Different And The Same

April 27, 2018

The Gardener and I recently visited our family in Kentucky. We enjoyed the great variety of weather thrown at us, both warm and cold; and the beautiful countryside, considerably different than our own. It was nice to see IGA grocery stores, Phillips 66 gas stations and mom and pop ice cream stands in the oddest of places. This is also the land of Lincoln’s birth and youth, Mammoth Cave and others, antique shops, fireworks stands and excellent barbeque, everywhere.

The western Kentucky town of Glasgow, population 14,000, is located on the Barren River and is situated in the county of the same name. It was settled by people from Scotland and named for their home city. It has been a town, a settled place, since 1795. The people who live here were once tobacco and crop farmers. They were potters (plenty of local clay) and garment makers. Today they raise horses and cattle and milk many cows. And it appears, if you read the billboards and many signs along the highways, that health care in all of its many forms are big business here, and across this state today.

Julie Traynor Postcards from the Pine Columnist

Julie Traynor
Postcards from the Pine Columnist

We like to read local newspapers when we travel. We look for a big city edition, a small town press and better, both. You can Google all you want but a real in your hands newspaper tells a lot about a place and the people who live there.

The Barren County Progress, published in Glasgow, is a regional paper serving several counties. The Progress’s appearance, although larger at two sections is in every way, very much like the Marion Press. This paper arrived in cousin Paula’s mailbox on Thursday and I could not put it down.

            The front page carried the latest in upcoming election battles. It is spring primary time in Kentucky. (We note that the only position sought by women is that of county clerk.) There was also a piece on the struggles of a small local dairy farmer. The paper has also been doing a series on old unsolved crimes. This edition told the story of a woman who has been missing for 22 years; taken from her home one night, likely murdered, and not to be found. Her family still seeks answers. 

The Progress has all the usual stuff. The sports section covers local school events and Kentucky highlights. Upcoming events take care of church listings and the news from various schools. There is copious advertising for cars, real estate and all the usual services and businesses. On page seven I found the Cave City Personals and Dirt Road Diaries, each as different as night and day and both absolutely delightful.

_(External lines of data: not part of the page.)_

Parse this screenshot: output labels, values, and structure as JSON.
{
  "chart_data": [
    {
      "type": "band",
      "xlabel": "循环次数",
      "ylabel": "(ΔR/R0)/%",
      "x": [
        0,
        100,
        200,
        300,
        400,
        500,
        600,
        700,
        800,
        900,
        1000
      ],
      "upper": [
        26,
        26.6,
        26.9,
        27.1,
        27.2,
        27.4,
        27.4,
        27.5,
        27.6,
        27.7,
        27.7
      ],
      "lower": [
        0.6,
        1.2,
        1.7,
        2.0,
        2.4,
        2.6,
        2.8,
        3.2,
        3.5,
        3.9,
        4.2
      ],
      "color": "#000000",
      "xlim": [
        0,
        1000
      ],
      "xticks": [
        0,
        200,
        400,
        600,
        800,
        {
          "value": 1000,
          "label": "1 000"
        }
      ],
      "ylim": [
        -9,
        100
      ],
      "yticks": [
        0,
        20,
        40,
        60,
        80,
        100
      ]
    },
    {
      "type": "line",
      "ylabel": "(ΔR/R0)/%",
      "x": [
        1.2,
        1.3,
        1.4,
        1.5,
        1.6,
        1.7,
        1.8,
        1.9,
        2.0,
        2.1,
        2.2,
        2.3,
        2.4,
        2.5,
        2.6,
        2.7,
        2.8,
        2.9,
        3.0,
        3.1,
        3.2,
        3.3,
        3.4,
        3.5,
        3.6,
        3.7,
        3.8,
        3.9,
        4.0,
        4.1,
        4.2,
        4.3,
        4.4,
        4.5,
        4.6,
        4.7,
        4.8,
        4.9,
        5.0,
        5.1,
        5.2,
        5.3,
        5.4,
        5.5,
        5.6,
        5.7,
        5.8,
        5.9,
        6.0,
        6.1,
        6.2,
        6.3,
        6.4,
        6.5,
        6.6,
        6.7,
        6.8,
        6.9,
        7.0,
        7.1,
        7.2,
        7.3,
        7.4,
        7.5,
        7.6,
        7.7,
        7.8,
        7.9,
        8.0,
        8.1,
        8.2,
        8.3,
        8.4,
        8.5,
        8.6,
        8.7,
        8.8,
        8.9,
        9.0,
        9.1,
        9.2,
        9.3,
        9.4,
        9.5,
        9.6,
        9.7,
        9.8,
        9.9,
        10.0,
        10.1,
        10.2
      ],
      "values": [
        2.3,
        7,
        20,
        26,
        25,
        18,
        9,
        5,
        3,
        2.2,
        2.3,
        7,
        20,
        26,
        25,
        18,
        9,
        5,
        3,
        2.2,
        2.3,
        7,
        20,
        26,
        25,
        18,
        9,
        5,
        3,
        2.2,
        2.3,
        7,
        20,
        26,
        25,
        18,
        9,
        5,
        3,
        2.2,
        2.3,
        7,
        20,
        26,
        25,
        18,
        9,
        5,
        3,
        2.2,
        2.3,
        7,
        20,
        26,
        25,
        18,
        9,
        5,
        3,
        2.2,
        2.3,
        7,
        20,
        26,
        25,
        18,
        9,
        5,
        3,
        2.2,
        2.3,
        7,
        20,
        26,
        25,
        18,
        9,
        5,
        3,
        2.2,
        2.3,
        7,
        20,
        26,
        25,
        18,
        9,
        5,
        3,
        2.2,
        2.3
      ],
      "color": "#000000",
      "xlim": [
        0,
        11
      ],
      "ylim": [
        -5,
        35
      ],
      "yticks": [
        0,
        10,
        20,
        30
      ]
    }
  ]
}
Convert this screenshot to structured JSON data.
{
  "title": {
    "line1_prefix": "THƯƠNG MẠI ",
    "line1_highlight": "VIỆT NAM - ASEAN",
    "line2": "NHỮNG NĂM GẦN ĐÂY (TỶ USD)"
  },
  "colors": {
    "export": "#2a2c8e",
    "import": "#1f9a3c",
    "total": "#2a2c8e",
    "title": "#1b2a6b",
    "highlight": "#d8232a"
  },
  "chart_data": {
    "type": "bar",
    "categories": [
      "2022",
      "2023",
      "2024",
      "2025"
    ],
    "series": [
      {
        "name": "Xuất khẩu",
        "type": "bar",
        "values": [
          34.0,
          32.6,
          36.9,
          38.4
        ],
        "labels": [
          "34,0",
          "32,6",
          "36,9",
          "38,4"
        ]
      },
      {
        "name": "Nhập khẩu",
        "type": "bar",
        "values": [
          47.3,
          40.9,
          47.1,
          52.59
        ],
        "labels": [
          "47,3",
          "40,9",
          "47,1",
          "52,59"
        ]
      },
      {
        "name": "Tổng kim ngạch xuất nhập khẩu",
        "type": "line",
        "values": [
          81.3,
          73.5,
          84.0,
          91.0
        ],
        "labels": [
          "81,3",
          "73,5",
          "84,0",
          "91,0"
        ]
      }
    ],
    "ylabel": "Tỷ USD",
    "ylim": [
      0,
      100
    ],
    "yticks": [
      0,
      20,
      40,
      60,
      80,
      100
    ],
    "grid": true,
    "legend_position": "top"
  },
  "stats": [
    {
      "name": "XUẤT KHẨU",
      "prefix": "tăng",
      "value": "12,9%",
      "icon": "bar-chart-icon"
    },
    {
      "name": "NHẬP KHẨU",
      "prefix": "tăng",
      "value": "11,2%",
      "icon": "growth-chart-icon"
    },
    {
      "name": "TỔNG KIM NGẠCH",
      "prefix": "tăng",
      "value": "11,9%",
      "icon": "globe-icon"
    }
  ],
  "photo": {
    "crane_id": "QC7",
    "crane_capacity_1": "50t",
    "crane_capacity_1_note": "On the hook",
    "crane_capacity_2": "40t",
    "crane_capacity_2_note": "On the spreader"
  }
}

This springtime view of the lovely rolling hills of western Kentucky greeted us each day.

This springtime view of the lovely rolling hills of western Kentucky greeted us each day.

 Cave City Personals falls into what we would call ‘the locals’ category. It is written by a correspondent named Angel, who devotes her entire space to the comings and goings of one elderly woman. Bertha Hogan cuts a lot of material to make rugs, listens to religious radio, preaching on television and apparently does not go anywhere until her various chores are taken care of, from cellar to attic. Believe me, they are listed. I found Bertha and her limited travels fascinating however I am told this gets old week after week. This kind of thing has long disappeared from the pages of the Marion Press. It is probably a good thing.  

And then there was the Dirt Road Diaries. This is written by local columnist Clinton Powell. His column had to do with his great love of dogs and in particular an incident from his childhood, involving family, neighbors and puppies. His tale was accompanied by a couple of old photos. Mr. Powell tells a good story. His Dirt Road could be my Postcard from the Pines.
My point here is this. For all of the differences between us in this wide and wonderful country of ours, we are basically the same. We may look different and sound different (we were asked where we were from everywhere we went), but we are all truly the same. Those Barren county dairy farmers have the same fears as Missaukee county dairy farmers. The unsolved murder of the Kentucky woman could be the story of a well known and unsolved murder here. Both families still wonder why and grieve.
We all worry about what the future holds. We all deeply care about our families, jobs, homes and the place in which we live. We want security and a bright future. It is indeed universal.